Universal access to public equity, that is, the right of common men to
pool their wealth to form corporations and defend their collective
interests was a pre-Marxist innovation that arose from the French
Revolution. Like France, the US adopted collective economic rights
early on over the objections of the then-ruling landed aristocracy.
As legally constructed collective persons corporations carry enormous
advantages. They not only give savers and/or contributors the right to
own and/or direct equity resources, but the pooling of resources also
gives them a collective political voice that protects their communal
intellectual property, raises wages, and sharply decreases wage
volatility. Since most humans are both social and risk averse they
spontaneously form economic collectives if they can.
Unfortunately, belonging to an economic or political collective
doesn't make its members either nicer or wiser, so communal action
substitutes one set of problems for another. Divide-and-rule political
balkanization gives way to local, regional, national, and
international dominance and political intransigence. Consequently,
while domestic Lebanese corporations might be good for Lebanon, it's
much less clear that any population is better off being dominated by
remote French economic collectives whose interests are enforced and
defended by French military power.
In addition, the pretense of squeezing economic collectives locally
results in greater savagery outside the reach of national control,
hence the disgusting hypocrisy of the modern European problem. Not
that the US is blameless. Our military (at best) abets European
parasitism while supporting a good deal of exploitation of our own. On
the other hand, to the extent that the US is better behaved globally,
the US is also more exploitive domestically, permitting both
widespread homelessness and nearly general wage erosion.
Returning to Lebanon, I suppose the next question might concern why
any thinking person would believe that minority rule by an
accomodative domestic economic collective that was beholden to foreign
economic collectives could conceivably lead to long term stability.
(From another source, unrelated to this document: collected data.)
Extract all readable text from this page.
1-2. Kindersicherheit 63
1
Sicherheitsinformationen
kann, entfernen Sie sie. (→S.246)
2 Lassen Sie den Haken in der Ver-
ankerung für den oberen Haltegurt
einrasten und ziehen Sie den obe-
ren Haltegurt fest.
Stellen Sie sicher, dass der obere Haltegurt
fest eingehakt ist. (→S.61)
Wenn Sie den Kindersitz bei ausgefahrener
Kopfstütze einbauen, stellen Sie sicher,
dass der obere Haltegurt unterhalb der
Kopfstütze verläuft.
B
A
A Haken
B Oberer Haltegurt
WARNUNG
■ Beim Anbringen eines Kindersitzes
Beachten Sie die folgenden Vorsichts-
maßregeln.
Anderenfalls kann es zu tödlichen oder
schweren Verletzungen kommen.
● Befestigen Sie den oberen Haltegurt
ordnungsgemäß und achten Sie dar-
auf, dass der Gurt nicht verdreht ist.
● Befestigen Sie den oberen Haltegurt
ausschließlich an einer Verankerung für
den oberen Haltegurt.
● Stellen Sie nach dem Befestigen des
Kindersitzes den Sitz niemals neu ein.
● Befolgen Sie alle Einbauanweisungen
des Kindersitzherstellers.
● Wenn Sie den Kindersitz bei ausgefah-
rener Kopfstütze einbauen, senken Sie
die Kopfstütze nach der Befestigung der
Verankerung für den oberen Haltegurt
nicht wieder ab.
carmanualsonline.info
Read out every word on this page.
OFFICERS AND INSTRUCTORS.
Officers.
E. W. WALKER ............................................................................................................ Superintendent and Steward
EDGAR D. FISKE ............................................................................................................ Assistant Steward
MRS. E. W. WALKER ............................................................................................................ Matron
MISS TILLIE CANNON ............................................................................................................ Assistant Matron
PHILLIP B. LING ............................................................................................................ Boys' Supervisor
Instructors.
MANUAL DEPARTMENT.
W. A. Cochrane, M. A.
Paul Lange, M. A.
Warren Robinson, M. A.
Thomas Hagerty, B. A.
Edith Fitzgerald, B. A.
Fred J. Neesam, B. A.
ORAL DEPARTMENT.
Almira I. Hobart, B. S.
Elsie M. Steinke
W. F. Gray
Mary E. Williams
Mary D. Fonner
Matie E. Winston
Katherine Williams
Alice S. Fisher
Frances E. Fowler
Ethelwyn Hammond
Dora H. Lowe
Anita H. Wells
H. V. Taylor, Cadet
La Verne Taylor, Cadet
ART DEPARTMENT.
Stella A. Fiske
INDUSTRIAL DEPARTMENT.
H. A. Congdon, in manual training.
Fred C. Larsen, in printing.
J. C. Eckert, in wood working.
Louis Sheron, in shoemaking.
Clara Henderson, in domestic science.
One might also ask how those interests have avoided taking a census
since 1932.
Also, since for Israel 'stability' in Lebanon relies on continued
economic dominance by France, I'm tempted to ask why you think a
paranoid Zionist with strong ties to Netanyahu and an abiding fear of
Iran who is also one of the more common apologists for Israel would
give an unbiased explaination of why the Lebanonese can't govern
themselves without their European colonial masters.